Der Kanzlerurlaub bleibt Quelle größter Faszination. Sicher werden Doktorarbeiten über den außergewöhnlichen Vorfall geschrieben werden, Gerhard Schröders Kubakrise: der historische Moment, als er Berlusconi, den Nikita Chruschtschow der Gegenwart, niederrang.

Der Kanzlerurlaub bleibt Quelle größter Faszination. Sicher werden Doktorarbeiten über den außergewöhnlichen Vorfall geschrieben werden, Gerhard Schröders Kubakrise: der historische Moment, als er Berlusconi, den Nikita Chruschtschow der Gegenwart, niederrang. Italienisch-deutsche Stiftungen werden aus dem Boden sprießen, um es Jungpolitikern finanziell zu ermöglichen, Schröders mutigem Kurs zu folgen und zu Hause zu bleiben. Die deutschen Stipendiaten werden Zuschüsse erhalten, damit sie den Chianti und die Armani-Socken in Hannover kaufen; von den italienischen Kandidaten wird erwartet, dass sie „Bild“ am Strand von Rimini lesen.

Wie immer gerät bei solchen Stiftungen die schlichte Wahrheit ins Hintertreffen: dass Schröder gar nie vorhatte, in Italien Urlaub zu machen. Kein Politiker verlässt sein Heimatland, wenn seine Beliebtheitskurve gerade nach oben zeigt. Ehrlich gesagt, kann ich den Kanzler verstehen. Ich mag Urlaub auch nicht.

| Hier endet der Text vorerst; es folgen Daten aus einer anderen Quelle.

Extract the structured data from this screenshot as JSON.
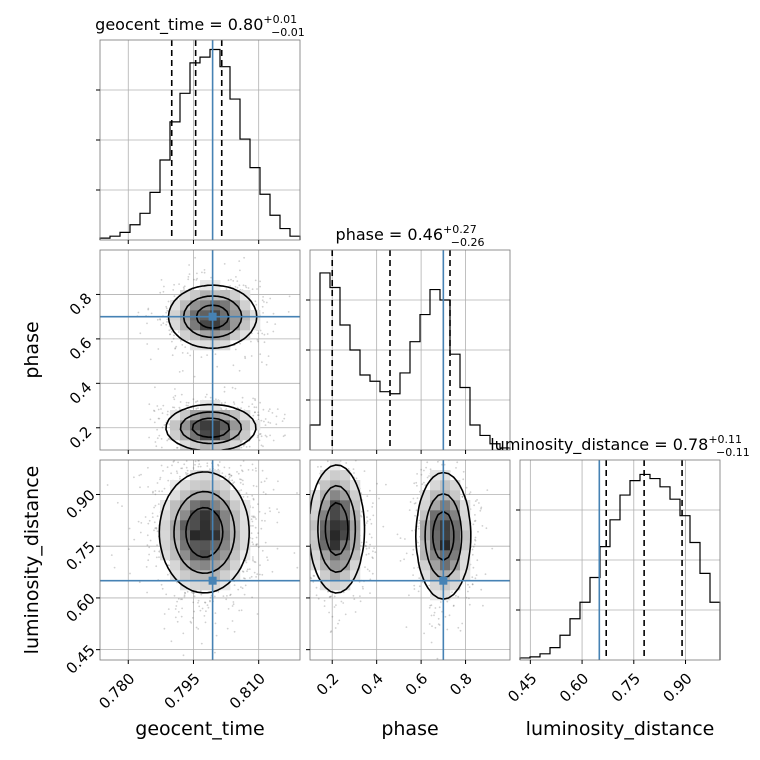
{
  "figure": {
    "type": "corner-plot"
  },
  "colors": {
    "truth": "#4682b4",
    "hist": "#000000",
    "grid": "#b0b0b0",
    "scatter": "#555555"
  },
  "chart_data": {
    "type": "heatmap",
    "parameters": [
      "geocent_time",
      "phase",
      "luminosity_distance"
    ],
    "truths": {
      "geocent_time": 0.7994,
      "phase": 0.7,
      "luminosity_distance": 0.65
    },
    "quantiles": {
      "geocent_time": [
        0.79,
        0.7955,
        0.8015
      ],
      "phase": [
        0.2,
        0.46,
        0.73
      ],
      "luminosity_distance": [
        0.67,
        0.78,
        0.89
      ]
    },
    "titles": {
      "geocent_time": {
        "prefix": "geocent_time = ",
        "median": "0.80",
        "plus": "+0.01",
        "minus": "−0.01"
      },
      "phase": {
        "prefix": "phase = ",
        "median": "0.46",
        "plus": "+0.27",
        "minus": "−0.26"
      },
      "luminosity_distance": {
        "prefix": "luminosity_distance = ",
        "median": "0.78",
        "plus": "+0.11",
        "minus": "−0.11"
      }
    },
    "ranges": {
      "geocent_time": [
        0.7735,
        0.8195
      ],
      "phase": [
        0.1,
        1.0
      ],
      "luminosity_distance": [
        0.42,
        1.0
      ]
    },
    "ticks": {
      "geocent_time": [
        0.78,
        0.795,
        0.81
      ],
      "phase_x": [
        0.2,
        0.4,
        0.6,
        0.8
      ],
      "phase_y": [
        0.2,
        0.4,
        0.6,
        0.8
      ],
      "luminosity_distance": [
        0.45,
        0.6,
        0.75,
        0.9
      ]
    },
    "tick_labels": {
      "geocent_time": [
        "0.780",
        "0.795",
        "0.810"
      ],
      "phase_x": [
        "0.2",
        "0.4",
        "0.6",
        "0.8"
      ],
      "phase_y": [
        "0.2",
        "0.4",
        "0.6",
        "0.8"
      ],
      "luminosity_distance": [
        "0.45",
        "0.60",
        "0.75",
        "0.90"
      ]
    },
    "axis_labels": {
      "geocent_time": "geocent_time",
      "phase": "phase",
      "luminosity_distance": "luminosity_distance"
    },
    "hist_geocent_time": [
      0.01,
      0.02,
      0.04,
      0.08,
      0.14,
      0.25,
      0.42,
      0.62,
      0.77,
      0.93,
      0.96,
      1.0,
      0.91,
      0.74,
      0.53,
      0.38,
      0.24,
      0.13,
      0.06,
      0.02
    ],
    "hist_phase": [
      0.12,
      0.85,
      0.78,
      0.6,
      0.48,
      0.36,
      0.33,
      0.28,
      0.27,
      0.37,
      0.52,
      0.65,
      0.77,
      0.72,
      0.46,
      0.3,
      0.12,
      0.07,
      0.03,
      0.01
    ],
    "hist_luminosity_distance": [
      0.01,
      0.015,
      0.03,
      0.06,
      0.12,
      0.2,
      0.28,
      0.4,
      0.55,
      0.68,
      0.8,
      0.87,
      0.9,
      0.88,
      0.84,
      0.78,
      0.7,
      0.57,
      0.42,
      0.28
    ],
    "hist_ylim": {
      "geocent_time": 1.05,
      "phase": 0.96,
      "luminosity_distance": 0.97
    },
    "density_geocent_time_phase": [
      {
        "x": 0.7994,
        "y": 0.7,
        "sx": 0.005,
        "sy": 0.07,
        "w": 1.0
      },
      {
        "x": 0.799,
        "y": 0.2,
        "sx": 0.005,
        "sy": 0.05,
        "w": 1.1
      }
    ],
    "density_geocent_time_luminosity_distance": [
      {
        "x": 0.7975,
        "y": 0.79,
        "sx": 0.005,
        "sy": 0.085,
        "w": 1.0
      }
    ],
    "density_phase_luminosity_distance": [
      {
        "x": 0.22,
        "y": 0.8,
        "sx": 0.06,
        "sy": 0.09,
        "w": 1.0
      },
      {
        "x": 0.7,
        "y": 0.78,
        "sx": 0.06,
        "sy": 0.09,
        "w": 0.95
      }
    ],
    "contour_levels": [
      0.12,
      0.38,
      0.7
    ],
    "grid": true
  }
}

Das ist ganz gut so, denn meine Arbeitgeber mögen meinen Urlaub ebensowenig. Bei der „Times“ scheint man Urlaub für eine inakzeptable Unterbrechung des geregelten Lebens zu halten. Und das sieht so aus: aufstehen um 6, Zeitung lesen um 7, zur Arbeit fahren um 8, am Schreibtisch sitzen um 9, Fleiß ohne Unterlass bis 20 Uhr, eine Stunde Rückfahrt, Nachrichten um 21 Uhr, Streit mit Ehefrau (wahlweise), Anruf im Büro, Beantworten der E-Mails, Schlafen (wahlweise).

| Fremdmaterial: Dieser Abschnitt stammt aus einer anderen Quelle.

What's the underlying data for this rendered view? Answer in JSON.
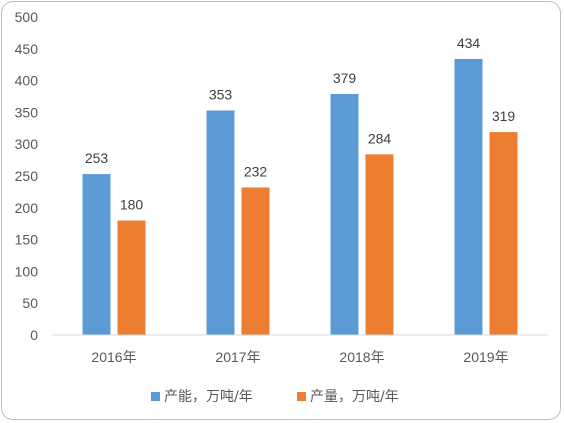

Der einzige echte Urlaub, den die angelsächsische Arbeitsethik kennt, ist jene Zeit, die man dem Arbeitgeber während des Tages klaut. Wir nennen es das „italienische Jacken-System“ und seit Jahre schon versuche ich die Tagesspiegel-Redakteure von dessen Vorteilen zu überzeugen. Jeder Journalist weiß, dass es sinnlos ist, irgend etwas zwischen der ersten Redaktionskonferenz (endet gegen 12) und der zweiten (beginnt gegen 15 Uhr 30) zu schreiben oder zu recherchieren. Die Chefs ändern schließlich ihre Meinung doch wieder. Dennoch wird während dieser Zeit physische Präsenz verlangt.

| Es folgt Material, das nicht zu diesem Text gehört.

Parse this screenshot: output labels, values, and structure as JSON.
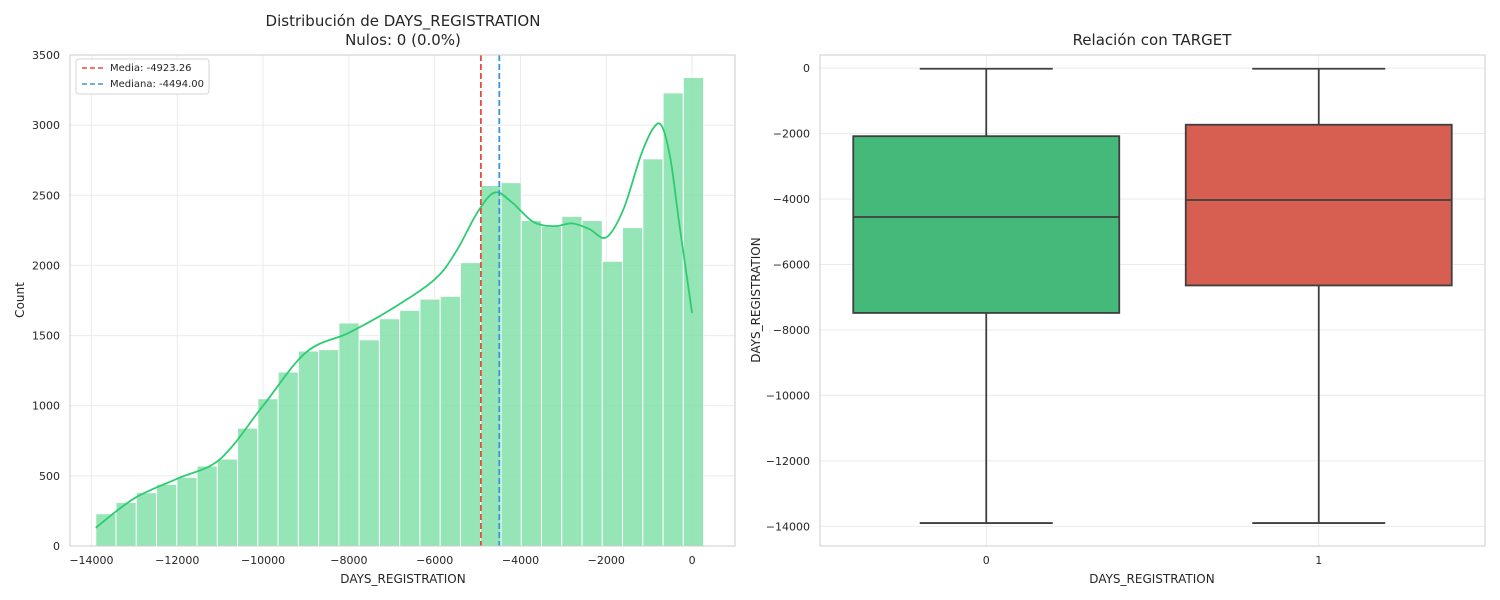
{
  "chart_data": [
    {
      "type": "histogram",
      "title": "Distribución de DAYS_REGISTRATION",
      "subtitle": "Nulos: 0 (0.0%)",
      "xlabel": "DAYS_REGISTRATION",
      "ylabel": "Count",
      "xlim": [
        -14500,
        1000
      ],
      "ylim": [
        0,
        3500
      ],
      "xticks": [
        -14000,
        -12000,
        -10000,
        -8000,
        -6000,
        -4000,
        -2000,
        0
      ],
      "yticks": [
        0,
        500,
        1000,
        1500,
        2000,
        2500,
        3000,
        3500
      ],
      "grid": true,
      "bar_color": "#82e0aa",
      "kde_color": "#2ecc71",
      "bin_edges": [
        -13900,
        -13428,
        -12955,
        -12483,
        -12011,
        -11539,
        -11066,
        -10594,
        -10122,
        -9649,
        -9177,
        -8705,
        -8233,
        -7760,
        -7288,
        -6816,
        -6344,
        -5871,
        -5399,
        -4927,
        -4454,
        -3982,
        -3510,
        -3038,
        -2565,
        -2093,
        -1621,
        -1148,
        -676,
        -204
      ],
      "counts": [
        230,
        310,
        380,
        440,
        490,
        570,
        620,
        840,
        1050,
        1240,
        1390,
        1400,
        1590,
        1470,
        1620,
        1680,
        1760,
        1780,
        2020,
        2570,
        2590,
        2320,
        2280,
        2350,
        2320,
        2030,
        2270,
        2760,
        3230,
        3340
      ],
      "kde_x": [
        -13900,
        -13000,
        -12000,
        -11000,
        -10000,
        -9000,
        -8000,
        -7000,
        -6000,
        -5500,
        -5000,
        -4600,
        -4200,
        -3700,
        -3200,
        -2800,
        -2400,
        -2000,
        -1600,
        -1200,
        -900,
        -700,
        -500,
        -300,
        0
      ],
      "kde_y": [
        130,
        340,
        480,
        620,
        1000,
        1380,
        1520,
        1690,
        1900,
        2100,
        2380,
        2520,
        2450,
        2310,
        2280,
        2300,
        2260,
        2200,
        2400,
        2780,
        2980,
        2990,
        2750,
        2300,
        1660
      ],
      "lines": [
        {
          "name": "Media: -4923.26",
          "x": -4923.26,
          "color": "#e74c3c"
        },
        {
          "name": "Mediana: -4494.00",
          "x": -4494.0,
          "color": "#3498db"
        }
      ],
      "legend": "upper-left"
    },
    {
      "type": "boxplot",
      "title": "Relación con TARGET",
      "xlabel": "DAYS_REGISTRATION",
      "ylabel": "DAYS_REGISTRATION",
      "categories": [
        "0",
        "1"
      ],
      "ylim": [
        -14600,
        400
      ],
      "yticks": [
        0,
        -2000,
        -4000,
        -6000,
        -8000,
        -10000,
        -12000,
        -14000
      ],
      "grid": true,
      "boxes": [
        {
          "category": "0",
          "whisker_low": -13900,
          "q1": -7480,
          "median": -4550,
          "q3": -2080,
          "whisker_high": -20,
          "color": "#45b97a"
        },
        {
          "category": "1",
          "whisker_low": -13900,
          "q1": -6640,
          "median": -4030,
          "q3": -1730,
          "whisker_high": -20,
          "color": "#d65f52"
        }
      ]
    }
  ]
}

Der intelligente Redakteur delegiert diese Aufgabe an eine zweite Jacke, ein elegantes Kleidungsstück, das über die Rückenlehne des Stuhles gehängt wird. Neben dem Computer ein offenes Notizbuch, eine Kaffeetasse vielleicht noch – und schon kann man für drei Stunden verschwinden. Näher komme ich einem Urlaub normalerweise nicht. Diese gestohlene Zeit, 15 Stunden pro Woche, summiert sich auf bis zu 30 Tage im Jahr: bei weitem befriedigender als an einem Strand mit streitenden Kindern mit Sonnenbrand zu sitzen.

Um das Bild weiterzuspinnen: Schröder hat seinen italienischen Urlaub gegen eine „italienische Jacke“ eingetauscht, und wahrscheinlich ist er so viel glücklicher. Das wesentliche Problem des Urlaubs ist das Flaubert’sche Paradox von Erwartung und Erinnerung: Die Vorfreude und die Erinnerung sind viel kostbarer als das Ereignis selbst.

Ohne Frage, Urlaub ändert die Gangart des Lebens. Aber Kriege und Revolutionen tun das auch. Veränderung ist gut, solange sie neue Ideen hervorbringt oder Anlass zum Nachdenken bietet. Wir alle kennen jedoch Familienurlaube: Wie viel Zeit zum Nachdenken bieten die? Urlaub, wie das restliche Leben auch, ist ein Kampf um verloren gegangene Zeit – plus dem ärgerlichem Sand in der Hose, den Mückenstichen, den Staus auf der Autobahn und dem Gebrüll der streitenden Familie. Bleiben Sie lieber zu Hause.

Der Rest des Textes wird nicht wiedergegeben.